The Keegan Theatre in Washington and directors Christina A. Coakley and Michael Innocenti have staged a gentle but moving production of the musical Dogfight in its beautifully renovated space, centering on a luminous performance by Isabelle Smelkinson.
Composers and lyricists Benj Pasek and Justin Paul – whose most recent work, Dear Evan Hansen, is headed to New York after its successful run at Arena Stage – created Dogfight in 2012, based on a 1991 movie that starred River Phoenix and Lili Taylor. Peter Duchan’s book closely follows Bob Comfort’s screenplay, covering one night in San Francisco (as it happens, Nov. 21, 1963) and bracketing scenes set in 1967.

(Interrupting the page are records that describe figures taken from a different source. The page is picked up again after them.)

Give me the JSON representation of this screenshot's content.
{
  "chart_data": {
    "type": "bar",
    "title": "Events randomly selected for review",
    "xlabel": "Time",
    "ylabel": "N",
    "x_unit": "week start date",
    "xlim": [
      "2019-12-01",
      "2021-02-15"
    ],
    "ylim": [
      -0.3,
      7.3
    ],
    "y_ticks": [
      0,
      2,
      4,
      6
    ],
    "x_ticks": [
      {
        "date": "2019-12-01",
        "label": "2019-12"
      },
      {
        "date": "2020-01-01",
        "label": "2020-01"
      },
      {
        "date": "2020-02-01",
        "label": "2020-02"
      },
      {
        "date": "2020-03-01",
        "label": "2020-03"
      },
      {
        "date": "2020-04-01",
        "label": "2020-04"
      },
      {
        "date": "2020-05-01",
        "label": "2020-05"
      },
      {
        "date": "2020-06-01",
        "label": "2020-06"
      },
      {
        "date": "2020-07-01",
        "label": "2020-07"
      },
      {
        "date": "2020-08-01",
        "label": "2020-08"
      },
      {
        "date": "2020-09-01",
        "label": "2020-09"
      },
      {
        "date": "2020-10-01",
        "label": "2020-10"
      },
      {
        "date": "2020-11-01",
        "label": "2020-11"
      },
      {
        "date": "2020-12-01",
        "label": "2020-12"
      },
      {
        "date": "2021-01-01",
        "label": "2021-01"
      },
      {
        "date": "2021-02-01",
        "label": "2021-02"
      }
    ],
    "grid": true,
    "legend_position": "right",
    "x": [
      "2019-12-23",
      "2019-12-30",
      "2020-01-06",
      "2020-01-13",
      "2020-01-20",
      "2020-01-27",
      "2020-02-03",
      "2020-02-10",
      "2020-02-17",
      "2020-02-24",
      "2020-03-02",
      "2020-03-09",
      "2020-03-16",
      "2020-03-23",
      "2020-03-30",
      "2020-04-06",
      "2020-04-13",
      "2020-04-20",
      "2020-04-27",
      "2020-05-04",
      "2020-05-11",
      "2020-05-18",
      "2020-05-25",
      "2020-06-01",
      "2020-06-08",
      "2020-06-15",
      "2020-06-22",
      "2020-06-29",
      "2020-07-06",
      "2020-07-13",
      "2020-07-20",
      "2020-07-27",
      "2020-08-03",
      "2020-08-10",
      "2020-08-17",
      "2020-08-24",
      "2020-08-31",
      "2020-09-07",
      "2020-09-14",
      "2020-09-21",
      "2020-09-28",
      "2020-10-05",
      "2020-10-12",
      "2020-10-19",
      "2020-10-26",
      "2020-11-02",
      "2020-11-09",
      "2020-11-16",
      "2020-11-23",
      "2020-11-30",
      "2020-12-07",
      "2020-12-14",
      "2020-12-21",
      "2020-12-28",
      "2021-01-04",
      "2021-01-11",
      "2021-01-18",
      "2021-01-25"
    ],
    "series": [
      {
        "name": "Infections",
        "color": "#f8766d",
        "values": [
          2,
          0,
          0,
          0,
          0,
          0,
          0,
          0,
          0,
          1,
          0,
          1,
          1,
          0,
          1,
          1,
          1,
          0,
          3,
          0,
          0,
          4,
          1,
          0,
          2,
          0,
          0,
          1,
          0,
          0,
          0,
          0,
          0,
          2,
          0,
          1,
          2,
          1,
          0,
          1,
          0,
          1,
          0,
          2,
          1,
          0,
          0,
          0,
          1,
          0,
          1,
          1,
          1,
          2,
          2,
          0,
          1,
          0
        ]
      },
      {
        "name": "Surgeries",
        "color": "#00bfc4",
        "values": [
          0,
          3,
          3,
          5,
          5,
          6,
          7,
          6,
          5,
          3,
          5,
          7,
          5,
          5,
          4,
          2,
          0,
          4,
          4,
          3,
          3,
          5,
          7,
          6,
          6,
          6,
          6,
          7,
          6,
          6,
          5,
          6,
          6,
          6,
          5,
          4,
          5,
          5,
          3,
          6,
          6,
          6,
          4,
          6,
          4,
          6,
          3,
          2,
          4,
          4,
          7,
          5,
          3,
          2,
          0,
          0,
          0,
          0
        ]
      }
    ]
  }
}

Eddie Birdlace (Tiziano D’Affuso), a young Marine, and his buddies Boland (Harrison Smith) and Bernstein (David Landstrom) are shipping out to Okinawa, and then Vietnam, in the morning. They decide to celebrate their last night of freedom by setting up a “dogfight”: each man attending the event pays into a pot and then finds the ugliest woman he can to be his date. The man with the least appealing date, in the eyes of the other men, wins the prize money.

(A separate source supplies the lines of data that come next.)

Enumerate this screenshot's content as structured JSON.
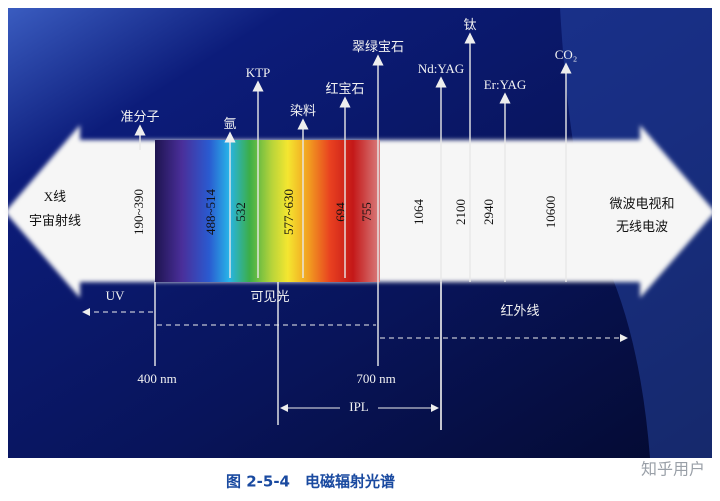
{
  "regions": {
    "left": [
      "X线",
      "宇宙射线"
    ],
    "right": [
      "微波电视和",
      "无线电波"
    ]
  },
  "band_labels": [
    "190~390",
    "488~514",
    "532",
    "577~630",
    "694",
    "755",
    "1064",
    "2100",
    "2940",
    "10600"
  ],
  "lasers": [
    "准分子",
    "氩",
    "KTP",
    "染料",
    "红宝石",
    "翠绿宝石",
    "Nd:YAG",
    "钛",
    "Er:YAG",
    "CO₂"
  ],
  "bands": {
    "uv": "UV",
    "visible": "可见光",
    "infrared": "红外线"
  },
  "boundaries": [
    "400 nm",
    "700 nm"
  ],
  "ipl": "IPL",
  "caption": {
    "number": "图 2-5-4",
    "title": "电磁辐射光谱"
  },
  "watermark": "知乎用户"
}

Then Birdlace meets Rose (Smelkinson), an aspiring folksinger who works in her mother’s diner. She’s pudgy, socially awkward, and has political views far different from his, all of which would make her seem a perfect victim. During the night, Birdlace begins to notice the underlying cruelty he finds in the camaraderie of his Marine friends: they stick together at any cost and care nothing about anyone outside their group. (A scene involving threatened violence against a prostitute brings this point home directly.)
Although the plot follows Birdlace’s journey, Rose seizes the attention in this production. D’Affuso ably depicts a boy who matures into a man, but he stays comparatively reserved throughout. Smelkinson plays the emotions that crash into each other: wariness, giddiness, determination, self-possession, and ultimately a willingness to be vulnerable.